The name Friendswood came from the city's unique founding, as it remains as the only permanent Texas town that was originally established as a Quaker colony - a group also known as the Religious Society of Friends.  A group from Kansas had attempted to move to Texas but did not like their first attempted settlement near Lubbock, and therefore sent a representative named Francis Brown to find a more suitable location closer to the coast.  In 1985 they purchased over 1,500 acres from a Galveston banker named J. C. League, who we will certainly learn more about in a future post, and the congregation of approximately two dozen families relocated and proceeded to build a community centered around a sawmill and groves producing Satsuma oranges and Magnolia figs.  Key to the agricultural success of the founding families were the four creeks draining the area - Clear, Cowart's, Chigger, and Mary's.

The priorities of the community were the church, the family, and education, and as such one of the first significant buildings to be built was the Academy.  Built from trees that had been knocked down by the Galveston Hurricane of 1900, the two-story building served as a meeting house, church, and school until 1949, when it was replaced by a stone structure that remains the Friendswood Friends Church to this day.  The majority of residents were Quakers throughout the first half of the 20th century, and by the time it was incorporated in 1960 there were still fewer than 1,000 citizens.

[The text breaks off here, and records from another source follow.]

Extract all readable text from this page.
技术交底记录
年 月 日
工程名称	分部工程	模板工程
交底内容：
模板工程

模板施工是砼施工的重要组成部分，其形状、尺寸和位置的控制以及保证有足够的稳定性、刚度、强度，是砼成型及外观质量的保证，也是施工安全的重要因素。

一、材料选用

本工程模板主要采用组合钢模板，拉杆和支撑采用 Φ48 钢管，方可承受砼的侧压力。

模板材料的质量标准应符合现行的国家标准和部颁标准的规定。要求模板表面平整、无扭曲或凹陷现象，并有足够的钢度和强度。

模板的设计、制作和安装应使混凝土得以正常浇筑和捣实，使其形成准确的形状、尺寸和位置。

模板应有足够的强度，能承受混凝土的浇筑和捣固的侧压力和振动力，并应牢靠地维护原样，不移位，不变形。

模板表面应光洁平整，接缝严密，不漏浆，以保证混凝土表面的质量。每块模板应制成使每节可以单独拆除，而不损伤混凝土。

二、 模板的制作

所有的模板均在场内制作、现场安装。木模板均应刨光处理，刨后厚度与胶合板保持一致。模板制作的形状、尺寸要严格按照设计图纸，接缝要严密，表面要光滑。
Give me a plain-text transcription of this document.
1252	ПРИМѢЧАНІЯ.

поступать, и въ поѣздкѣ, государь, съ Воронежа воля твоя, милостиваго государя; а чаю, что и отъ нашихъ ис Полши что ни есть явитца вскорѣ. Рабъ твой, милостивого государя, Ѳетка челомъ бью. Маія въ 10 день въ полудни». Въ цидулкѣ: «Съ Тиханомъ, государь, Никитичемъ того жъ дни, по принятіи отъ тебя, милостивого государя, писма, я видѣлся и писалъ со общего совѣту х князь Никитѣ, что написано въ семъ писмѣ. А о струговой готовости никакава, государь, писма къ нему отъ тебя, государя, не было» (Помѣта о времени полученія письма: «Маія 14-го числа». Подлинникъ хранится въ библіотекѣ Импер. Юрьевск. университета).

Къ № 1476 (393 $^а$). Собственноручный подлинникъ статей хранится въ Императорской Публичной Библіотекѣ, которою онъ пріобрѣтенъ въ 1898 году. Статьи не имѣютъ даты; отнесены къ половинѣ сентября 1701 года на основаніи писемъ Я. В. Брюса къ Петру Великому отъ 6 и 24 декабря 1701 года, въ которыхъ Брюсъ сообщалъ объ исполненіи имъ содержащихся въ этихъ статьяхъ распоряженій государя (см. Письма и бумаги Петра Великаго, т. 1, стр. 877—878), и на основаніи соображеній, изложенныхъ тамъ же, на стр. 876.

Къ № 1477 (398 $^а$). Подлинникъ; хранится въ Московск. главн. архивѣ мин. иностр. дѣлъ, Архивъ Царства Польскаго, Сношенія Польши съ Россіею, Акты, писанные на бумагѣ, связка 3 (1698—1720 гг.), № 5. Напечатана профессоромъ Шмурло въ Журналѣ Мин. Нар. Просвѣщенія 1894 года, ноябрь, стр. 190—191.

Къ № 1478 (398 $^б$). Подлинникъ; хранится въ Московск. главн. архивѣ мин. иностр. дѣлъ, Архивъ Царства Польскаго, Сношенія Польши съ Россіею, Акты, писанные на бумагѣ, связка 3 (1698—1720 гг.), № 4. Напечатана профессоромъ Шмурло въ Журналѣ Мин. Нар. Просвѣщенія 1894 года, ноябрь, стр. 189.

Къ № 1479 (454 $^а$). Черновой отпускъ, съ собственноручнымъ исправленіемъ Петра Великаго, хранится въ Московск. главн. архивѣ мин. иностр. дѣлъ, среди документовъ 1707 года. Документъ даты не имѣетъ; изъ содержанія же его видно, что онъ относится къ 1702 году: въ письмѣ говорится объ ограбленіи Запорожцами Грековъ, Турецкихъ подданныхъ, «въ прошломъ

Nearby oil discoveries and the development of NASA fueled tremendous growth and change in the small city, and the population boomed to over 5,600 within a decade (including astronaut Donald "Deke" Slayton).  The farms and orchards were replaced with neighborhood developments, but much of the spirit of the original community managed to remain.  The simple, hard-working, moral lifestyle of the Quakers expressed itself in many ways, including Friendswood being the only dry town in Galveston County in 1963 and the city constructing a municipal building with no debt in 1965 due to the contributions of labor and materials from the community.  Today the city is largely residential without much in the way of industry, but the emphasis on education continues with the Friendswood ISD recently being ranked as the #2 school district in the state of Texas.